Samba and Brazil go hand in hand and is as much a product of colonial slavery as the blues in the USA. The word samba itself almost certainly comes from an African word, 'semba', meaning to pray or call up the spirits.
Like capoeira, samba was a way of hiding their culture from the Portuguese plantation bosses and the music found protection under the wing of early matrons of samba, old black mamas who organized sessions in their homes. Yet the police still raided the jam sessions from time to time, especially a samba matured into a political and social movement, the lyrics encouraging the poor to take their lives into their own hands.
One early samba musician, Angenor de Oliveira, said:
"In my childhood, we played the Samba in the backyards
of the old ladies, whom we call ‘tias’ (aunts),
and the police stopped us often, because the Samba, then, was
considered a ‘thing’ of bums and bandits."
Samba is also the base of the Rio Carnival and the amazing dances put on for the millions of tourists who flock to Rio every February. As spectacular as the parade is, it's a far cry from the humble origins of the samba processions which began in the favelas but where no one now can afford the carnival tickets.

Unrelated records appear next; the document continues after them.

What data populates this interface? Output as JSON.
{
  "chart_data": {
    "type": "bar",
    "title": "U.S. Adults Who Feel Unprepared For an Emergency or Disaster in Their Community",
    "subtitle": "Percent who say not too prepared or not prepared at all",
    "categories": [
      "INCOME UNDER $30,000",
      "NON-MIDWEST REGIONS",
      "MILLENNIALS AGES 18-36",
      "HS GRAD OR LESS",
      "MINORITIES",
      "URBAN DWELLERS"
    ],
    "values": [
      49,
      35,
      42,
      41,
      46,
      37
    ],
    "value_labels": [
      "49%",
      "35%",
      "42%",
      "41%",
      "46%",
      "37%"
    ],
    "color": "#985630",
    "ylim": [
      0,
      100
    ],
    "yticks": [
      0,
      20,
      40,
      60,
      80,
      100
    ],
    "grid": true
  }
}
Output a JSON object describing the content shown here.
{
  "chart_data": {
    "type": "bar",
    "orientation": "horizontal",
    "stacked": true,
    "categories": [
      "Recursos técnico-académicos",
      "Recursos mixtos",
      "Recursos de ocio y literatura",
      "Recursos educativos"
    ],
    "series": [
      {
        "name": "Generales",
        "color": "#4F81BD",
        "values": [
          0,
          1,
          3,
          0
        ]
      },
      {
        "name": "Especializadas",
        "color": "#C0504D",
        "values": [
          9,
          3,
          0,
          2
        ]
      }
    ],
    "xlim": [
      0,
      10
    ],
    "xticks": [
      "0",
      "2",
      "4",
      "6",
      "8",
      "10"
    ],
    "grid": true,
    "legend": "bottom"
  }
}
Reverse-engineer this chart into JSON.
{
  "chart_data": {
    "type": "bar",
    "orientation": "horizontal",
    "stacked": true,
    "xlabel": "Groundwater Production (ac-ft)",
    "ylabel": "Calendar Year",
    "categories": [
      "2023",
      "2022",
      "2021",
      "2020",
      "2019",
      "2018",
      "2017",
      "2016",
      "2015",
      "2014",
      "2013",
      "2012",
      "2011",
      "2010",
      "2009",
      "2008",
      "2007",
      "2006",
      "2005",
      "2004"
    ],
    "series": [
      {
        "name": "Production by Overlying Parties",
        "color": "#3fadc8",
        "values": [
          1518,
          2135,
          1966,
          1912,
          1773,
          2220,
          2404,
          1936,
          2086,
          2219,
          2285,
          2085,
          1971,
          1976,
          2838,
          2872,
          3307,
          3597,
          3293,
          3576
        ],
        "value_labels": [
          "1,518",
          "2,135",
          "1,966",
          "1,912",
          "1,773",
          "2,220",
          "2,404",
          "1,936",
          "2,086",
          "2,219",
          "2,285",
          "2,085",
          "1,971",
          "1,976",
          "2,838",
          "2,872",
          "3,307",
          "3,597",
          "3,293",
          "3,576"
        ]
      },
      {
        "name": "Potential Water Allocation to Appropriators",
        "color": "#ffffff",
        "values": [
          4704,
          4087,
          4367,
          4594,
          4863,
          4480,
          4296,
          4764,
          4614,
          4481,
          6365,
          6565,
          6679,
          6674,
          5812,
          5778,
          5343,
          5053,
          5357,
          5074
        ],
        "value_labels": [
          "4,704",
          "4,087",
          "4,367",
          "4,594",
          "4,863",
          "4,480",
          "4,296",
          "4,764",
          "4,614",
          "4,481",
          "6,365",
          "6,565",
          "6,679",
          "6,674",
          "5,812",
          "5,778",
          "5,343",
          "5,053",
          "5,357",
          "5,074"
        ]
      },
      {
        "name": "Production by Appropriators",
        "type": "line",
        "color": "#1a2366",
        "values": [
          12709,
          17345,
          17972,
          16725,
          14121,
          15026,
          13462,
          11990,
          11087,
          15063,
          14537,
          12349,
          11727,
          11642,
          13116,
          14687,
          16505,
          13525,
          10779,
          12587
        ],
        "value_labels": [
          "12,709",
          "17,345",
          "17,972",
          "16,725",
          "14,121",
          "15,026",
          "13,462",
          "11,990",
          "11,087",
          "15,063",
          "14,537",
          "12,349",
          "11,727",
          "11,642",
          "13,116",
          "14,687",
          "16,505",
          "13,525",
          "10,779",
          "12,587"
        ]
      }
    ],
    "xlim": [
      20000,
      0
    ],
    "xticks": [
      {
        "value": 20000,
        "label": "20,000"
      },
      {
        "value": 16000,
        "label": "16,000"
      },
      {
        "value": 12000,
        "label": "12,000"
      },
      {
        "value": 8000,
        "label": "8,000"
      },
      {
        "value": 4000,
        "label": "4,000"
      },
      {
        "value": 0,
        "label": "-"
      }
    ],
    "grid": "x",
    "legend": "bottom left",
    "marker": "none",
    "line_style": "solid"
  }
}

The music of samba itself is alive and well in Brazil though, especially in Rio where performers often gather for impromptu shows in small street cafes and a crowd gathers to sing the chorus. There are cool little samba clubs and everyone inside will be shaking to the off-beat. With guitars, tambourines and even the triangle, there are few musical styles that match samba for its infectious rhythm.
That kind of samba doesn't sell quite as well as the images of large-breasted women vibrating their bodies in bikinis though so it's likely that few people will come to know samba as other than a south american strip tease unless they actually go there.